Even though President Obama has not yet released details of the Trans-Pacific Partnership announced Monday, supporters and opponents are making their voices heard — at full volume.

Business leaders and interest groups hope their impassioned pleas will sway Congress, which must vote on the proposed deal next year.

This is what the cheers sounded like:

"TPP is a major win not only for the beef industry, but for all U.S. export products, growing the economy while supporting jobs and investments in agriculture and technology." — Philip Ellis, president of the National Cattlemen's Beef Association

This is what the boos sounded like:

TPP will hurt factory jobs and, by raising some medicine prices, "contribute to preventable suffering and death." — Peter Maybarduk, director of Public Citizen's Access to Medicines Program

So, either the trade agreement will deliver good times — or inflict suffering and death. Pick one.

Those are the kind of intense feelings lawmakers will have to sort out when they review the trade agreement that promises to more closely tie together the United States with Australia, Brunei, Canada, Chile, Japan, Malaysia, Mexico, New Zealand, Peru, Singapore and Vietnam.

The White House says TPP would: phase out import tariffs that impede trade; establish uniform rules on intellectual property; crack down on wildlife trafficking; and open up the Internet in more countries.

Obama is cheerleader-in-chief on TPP. He says it will help "our farmers, ranchers and manufacturers by eliminating more than 18,000 taxes that various countries put on our products."

Moreover, TPP "includes the strongest commitments on labor and the environment of any trade agreement in history, and ... it promotes a free and open Internet," he said.

Supporters include U.S. tech companies, cattlemen, farmers and apparel makers who say TPP will boost sales around the Pacific Rim.

But on the president's left, union leaders, along with many environmentalist and public-interest groups, aren't buying any of it. Sen. Bernie Sanders, a contender for the Democratic presidential nomination, says the deal would be "disastrous" because it could increase low-wage competition.

"Wall Street and other big corporations have won again. It is time for the rest of us to stop letting multinational corporations rig the system to pad their profits at our expense," said Sanders, who says he will fight the deal in the Senate.

But exactly when such a vote might happen is unclear.

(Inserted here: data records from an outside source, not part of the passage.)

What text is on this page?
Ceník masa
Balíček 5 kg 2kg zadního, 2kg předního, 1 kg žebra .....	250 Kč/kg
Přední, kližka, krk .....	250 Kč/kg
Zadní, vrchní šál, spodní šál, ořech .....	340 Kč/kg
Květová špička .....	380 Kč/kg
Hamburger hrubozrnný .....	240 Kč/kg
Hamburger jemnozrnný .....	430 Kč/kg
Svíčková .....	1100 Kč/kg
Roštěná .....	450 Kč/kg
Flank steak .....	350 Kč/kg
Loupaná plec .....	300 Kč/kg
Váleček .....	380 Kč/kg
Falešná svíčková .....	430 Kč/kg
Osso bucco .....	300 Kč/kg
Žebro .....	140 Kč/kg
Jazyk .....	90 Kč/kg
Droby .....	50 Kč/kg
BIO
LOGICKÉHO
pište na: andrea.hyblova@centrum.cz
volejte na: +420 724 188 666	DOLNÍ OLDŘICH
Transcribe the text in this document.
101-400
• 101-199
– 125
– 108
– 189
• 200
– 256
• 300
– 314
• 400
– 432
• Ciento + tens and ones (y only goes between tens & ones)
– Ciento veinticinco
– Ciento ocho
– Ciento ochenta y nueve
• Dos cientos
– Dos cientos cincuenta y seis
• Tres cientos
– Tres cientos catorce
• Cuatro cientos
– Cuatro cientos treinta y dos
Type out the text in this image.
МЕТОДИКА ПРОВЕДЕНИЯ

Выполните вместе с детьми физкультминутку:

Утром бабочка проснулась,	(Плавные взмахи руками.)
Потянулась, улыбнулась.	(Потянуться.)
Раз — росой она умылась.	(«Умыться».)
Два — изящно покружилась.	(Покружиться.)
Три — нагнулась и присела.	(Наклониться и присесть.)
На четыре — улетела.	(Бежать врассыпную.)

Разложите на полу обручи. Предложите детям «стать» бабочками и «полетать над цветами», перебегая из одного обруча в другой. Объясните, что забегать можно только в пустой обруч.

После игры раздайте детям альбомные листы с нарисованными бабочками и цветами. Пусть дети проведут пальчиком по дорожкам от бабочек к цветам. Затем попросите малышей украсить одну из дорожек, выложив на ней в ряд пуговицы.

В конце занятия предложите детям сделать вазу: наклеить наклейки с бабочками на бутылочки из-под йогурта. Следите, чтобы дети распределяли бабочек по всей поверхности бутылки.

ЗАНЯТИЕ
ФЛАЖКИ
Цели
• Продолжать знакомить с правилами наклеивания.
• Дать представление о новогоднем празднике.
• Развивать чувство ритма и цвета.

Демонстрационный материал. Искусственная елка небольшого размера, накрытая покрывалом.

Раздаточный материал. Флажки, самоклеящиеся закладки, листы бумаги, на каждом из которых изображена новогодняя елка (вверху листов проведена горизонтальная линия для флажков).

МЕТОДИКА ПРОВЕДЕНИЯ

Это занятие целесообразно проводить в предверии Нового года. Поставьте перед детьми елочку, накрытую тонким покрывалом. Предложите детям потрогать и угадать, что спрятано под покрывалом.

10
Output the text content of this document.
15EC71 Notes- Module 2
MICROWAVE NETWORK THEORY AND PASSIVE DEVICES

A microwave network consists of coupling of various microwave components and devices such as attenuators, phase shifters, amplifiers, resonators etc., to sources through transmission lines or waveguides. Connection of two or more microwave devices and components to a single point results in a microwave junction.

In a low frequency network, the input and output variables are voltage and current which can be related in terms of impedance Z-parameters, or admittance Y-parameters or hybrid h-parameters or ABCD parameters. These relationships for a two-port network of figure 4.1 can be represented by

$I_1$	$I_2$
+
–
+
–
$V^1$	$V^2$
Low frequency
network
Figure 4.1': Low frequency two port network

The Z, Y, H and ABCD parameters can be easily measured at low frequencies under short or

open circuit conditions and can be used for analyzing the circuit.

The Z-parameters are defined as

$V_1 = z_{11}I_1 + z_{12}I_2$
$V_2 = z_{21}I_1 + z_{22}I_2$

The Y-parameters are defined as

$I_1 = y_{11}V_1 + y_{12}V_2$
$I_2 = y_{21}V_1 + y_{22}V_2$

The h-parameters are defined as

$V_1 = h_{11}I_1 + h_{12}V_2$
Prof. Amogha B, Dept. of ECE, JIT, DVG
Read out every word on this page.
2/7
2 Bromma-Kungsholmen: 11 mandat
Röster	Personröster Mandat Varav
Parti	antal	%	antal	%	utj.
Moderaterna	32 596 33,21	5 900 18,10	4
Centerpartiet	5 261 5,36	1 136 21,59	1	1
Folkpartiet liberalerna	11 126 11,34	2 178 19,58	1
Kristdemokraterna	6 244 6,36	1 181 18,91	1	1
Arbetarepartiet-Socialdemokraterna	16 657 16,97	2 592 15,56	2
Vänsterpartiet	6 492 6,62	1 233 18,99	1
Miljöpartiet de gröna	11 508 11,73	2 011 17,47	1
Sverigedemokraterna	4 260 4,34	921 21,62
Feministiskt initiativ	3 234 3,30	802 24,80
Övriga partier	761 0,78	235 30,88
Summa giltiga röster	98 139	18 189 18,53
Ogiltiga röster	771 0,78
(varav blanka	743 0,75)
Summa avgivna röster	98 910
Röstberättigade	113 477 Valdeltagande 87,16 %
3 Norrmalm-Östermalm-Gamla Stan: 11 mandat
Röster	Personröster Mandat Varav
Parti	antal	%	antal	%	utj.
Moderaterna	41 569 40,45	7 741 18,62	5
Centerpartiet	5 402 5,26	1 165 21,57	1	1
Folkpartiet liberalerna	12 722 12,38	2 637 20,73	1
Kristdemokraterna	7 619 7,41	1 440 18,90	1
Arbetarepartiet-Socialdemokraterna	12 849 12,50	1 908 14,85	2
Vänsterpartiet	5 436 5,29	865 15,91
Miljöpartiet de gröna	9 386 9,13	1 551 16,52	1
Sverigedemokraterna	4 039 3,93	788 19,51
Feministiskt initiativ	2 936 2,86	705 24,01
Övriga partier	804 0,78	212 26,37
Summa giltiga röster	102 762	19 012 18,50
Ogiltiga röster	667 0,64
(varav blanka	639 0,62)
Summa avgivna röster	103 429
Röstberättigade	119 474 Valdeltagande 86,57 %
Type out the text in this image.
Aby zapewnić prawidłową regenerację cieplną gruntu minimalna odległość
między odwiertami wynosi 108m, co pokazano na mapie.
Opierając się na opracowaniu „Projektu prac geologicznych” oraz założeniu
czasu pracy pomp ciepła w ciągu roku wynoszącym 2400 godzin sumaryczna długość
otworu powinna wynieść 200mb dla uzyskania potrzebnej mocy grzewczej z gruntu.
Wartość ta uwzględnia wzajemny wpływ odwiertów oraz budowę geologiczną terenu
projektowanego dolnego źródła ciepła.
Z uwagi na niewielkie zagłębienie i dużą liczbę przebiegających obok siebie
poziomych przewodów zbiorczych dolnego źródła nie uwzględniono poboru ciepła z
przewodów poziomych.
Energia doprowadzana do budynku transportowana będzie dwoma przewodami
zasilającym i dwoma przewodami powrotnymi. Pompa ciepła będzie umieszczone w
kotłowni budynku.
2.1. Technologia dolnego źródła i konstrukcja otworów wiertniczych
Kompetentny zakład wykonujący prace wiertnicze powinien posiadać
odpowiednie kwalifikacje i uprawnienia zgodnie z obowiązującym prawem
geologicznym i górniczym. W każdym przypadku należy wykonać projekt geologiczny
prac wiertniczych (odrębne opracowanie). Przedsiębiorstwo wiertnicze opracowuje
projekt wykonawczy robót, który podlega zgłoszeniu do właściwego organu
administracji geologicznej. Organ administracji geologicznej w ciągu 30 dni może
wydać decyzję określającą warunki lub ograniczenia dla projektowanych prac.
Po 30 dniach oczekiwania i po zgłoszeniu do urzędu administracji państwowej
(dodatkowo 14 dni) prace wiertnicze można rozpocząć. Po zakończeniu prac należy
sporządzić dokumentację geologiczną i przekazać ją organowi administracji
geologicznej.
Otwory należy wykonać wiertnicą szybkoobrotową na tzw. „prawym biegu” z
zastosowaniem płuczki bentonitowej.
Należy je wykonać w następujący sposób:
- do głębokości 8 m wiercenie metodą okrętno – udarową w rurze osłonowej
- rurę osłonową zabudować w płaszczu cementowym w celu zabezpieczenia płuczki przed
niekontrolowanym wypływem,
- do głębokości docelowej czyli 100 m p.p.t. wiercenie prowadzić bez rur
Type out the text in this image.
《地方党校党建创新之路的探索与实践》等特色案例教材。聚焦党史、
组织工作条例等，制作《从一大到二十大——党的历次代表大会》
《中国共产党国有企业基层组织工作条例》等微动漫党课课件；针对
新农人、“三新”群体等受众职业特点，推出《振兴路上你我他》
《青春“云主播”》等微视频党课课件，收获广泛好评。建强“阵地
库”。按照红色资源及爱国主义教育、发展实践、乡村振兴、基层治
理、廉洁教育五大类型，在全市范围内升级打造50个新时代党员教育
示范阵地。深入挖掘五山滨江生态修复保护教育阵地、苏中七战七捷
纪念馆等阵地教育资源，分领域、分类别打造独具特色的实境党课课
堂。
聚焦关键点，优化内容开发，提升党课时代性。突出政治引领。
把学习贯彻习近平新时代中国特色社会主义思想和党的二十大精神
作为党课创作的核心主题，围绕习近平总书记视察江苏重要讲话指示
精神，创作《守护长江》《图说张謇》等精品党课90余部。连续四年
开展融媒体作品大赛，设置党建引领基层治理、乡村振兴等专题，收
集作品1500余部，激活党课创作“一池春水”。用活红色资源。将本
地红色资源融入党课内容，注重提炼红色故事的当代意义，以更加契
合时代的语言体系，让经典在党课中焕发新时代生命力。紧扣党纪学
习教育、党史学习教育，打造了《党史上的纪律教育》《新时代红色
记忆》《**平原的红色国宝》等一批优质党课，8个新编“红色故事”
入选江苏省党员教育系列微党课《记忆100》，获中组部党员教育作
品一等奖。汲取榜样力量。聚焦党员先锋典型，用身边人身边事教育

It could come as early as February — or as late as December 2016.

Here's what happens next:

  • In coming days, the U.S. Trade Representative's office will conduct a legal "scrub" to settle on the final, detailed language. As everyone has been told, the devil resides in details, so this step is important.
  • Obama must notify Congress that he intends to sign TPP in 90 days. During this period, the deal can be publicly reviewed.
  • When that ends in early January, the president would be free to sign TPP. But then he must wait another 30 days before submitting the implementing legislation to Congress.
  • That means in early February, Obama could use his "fast-track authority" to present Congress with the deal for a simple majority vote, with no possibility of amendments.
  • Given that Republicans control both the House and Senate — and Republicans typically support free trade — it might seem Obama would get an easy path to victory.
  • But — and this is a big but — the House Ways and Means and Senate Finance committees could offer suggestions for changes before the implementing legislation gets submitted for final passage. Those suggestions, along with requests for more information, could slow the process so much that TPP could get stalled until after the election in November 2016.
  • Alternatively, Republican leaders could listen to the pleadings of business groups and speed up the process with expedited pro-forma sessions. That could get TPP done quickly, before the presidential election fully occupies everyone's attention.